What you pay each way

Lease: $0 upfront; annual tank rent $50–$150 (often waived above 400–500 gal/yr purchase). Dealer owns and maintains the tank; you cannot legally have a competitor fill it.

Buy: $1,000–$2,000 upfront for a 500-gal aboveground ASME; $1,500–$3,500 for underground with excavation. You own the tank, maintain the regulator and connections (typically $200–$500 to replace the regulator every 15–25 years), and can shop any dealer at every fill.

Breakeven math

Customer-owned tanks pay back when cumulative gallon-price savings exceed upfront cost. Typical scenarios for a 500-gal aboveground:

  • Heavy user, 1,500 gal/yr. Save ~$0.20/gal through dealer shopping = $300/yr. Tank pays back in 5–8 years.
  • Moderate user, 700 gal/yr. Save ~$0.15/gal = $105/yr. Payback 10–15 years.
  • Light user, 300 gal/yr. Save ~$0.10/gal = $30/yr. Payback 30+ years — leasing wins.
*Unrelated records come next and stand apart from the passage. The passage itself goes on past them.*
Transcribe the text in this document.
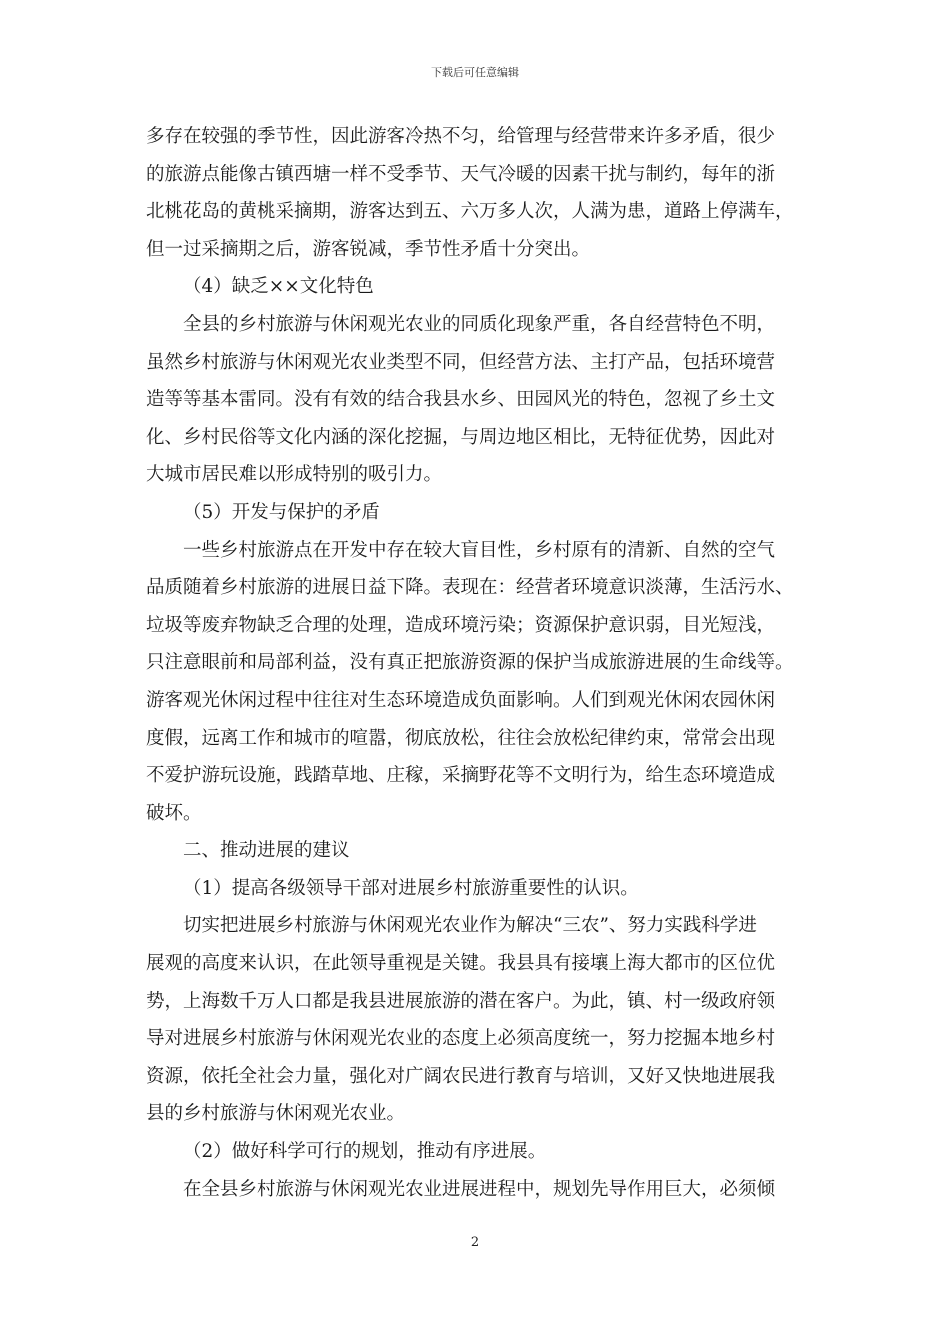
下载后可任意编辑
多存在较强的季节性，因此游客冷热不匀，给管理与经营带来许多矛盾，很少
的旅游点能像古镇西塘一样不受季节、天气冷暖的因素干扰与制约，每年的浙
北桃花岛的黄桃采摘期，游客达到五、六万多人次，人满为患，道路上停满车，
但一过采摘期之后，游客锐减，季节性矛盾十分突出。
（4）缺乏××文化特色
全县的乡村旅游与休闲观光农业的同质化现象严重，各自经营特色不明，
虽然乡村旅游与休闲观光农业类型不同，但经营方法、主打产品，包括环境营
造等等基本雷同。没有有效的结合我县水乡、田园风光的特色，忽视了乡土文
化、乡村民俗等文化内涵的深化挖掘，与周边地区相比，无特征优势，因此对
大城市居民难以形成特别的吸引力。
（5）开发与保护的矛盾
一些乡村旅游点在开发中存在较大盲目性，乡村原有的清新、自然的空气
品质随着乡村旅游的进展日益下降。表现在：经营者环境意识淡薄，生活污水、
垃圾等废弃物缺乏合理的处理，造成环境污染；资源保护意识弱，目光短浅，
只注意眼前和局部利益，没有真正把旅游资源的保护当成旅游进展的生命线等。
游客观光休闲过程中往往对生态环境造成负面影响。人们到观光休闲农园休闲
度假，远离工作和城市的喧嚣，彻底放松，往往会放松纪律约束，常常会出现
不爱护游玩设施，践踏草地、庄稼，采摘野花等不文明行为，给生态环境造成
破坏。
二、推动进展的建议
（1）提高各级领导干部对进展乡村旅游重要性的认识。
切实把进展乡村旅游与休闲观光农业作为解决“三农”、努力实践科学进
展观的高度来认识，在此领导重视是关键。我县具有接壤上海大都市的区位优
势，上海数千万人口都是我县进展旅游的潜在客户。为此，镇、村一级政府领
导对进展乡村旅游与休闲观光农业的态度上必须高度统一，努力挖掘本地乡村
资源，依托全社会力量，强化对广阔农民进行教育与培训，又好又快地进展我
县的乡村旅游与休闲观光农业。
（2）做好科学可行的规划，推动有序进展。
在全县乡村旅游与休闲观光农业进展进程中，规划先导作用巨大，必须倾
2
Non-financial considerations

Customer-owned tanks also remove tank pickup fees at contract exit (typically $100–$300 saved per supplier switch) and eliminate the prorated tank rent some leases charge after cancellation. On the other hand, you take on regulator maintenance, deal with the buyer's lender if you sell the home, and need to verify NFPA 58 compliance at install.

State anti-fill laws

About 10–15 US states have laws constraining tank lock-in: mandatory disclosure of tank ownership, capped pickup fees, right to purchase a leased tank at fair market value. These rules tilt the lease side of the calculation slightly. See your state page.

FAQ

Should I buy my propane tank?

Buy if you burn 1,000+ gal/yr and plan to stay 5+ years. Lease if you burn under 500 gal/yr or are short-term in the home.

Can I buy my existing leased tank?

Sometimes — depends on state law and dealer policy. Some states require sale at fair market value when switching; others don't. Ask your dealer; if refused in an anti-fill state, escalate to the state attorney general consumer protection division.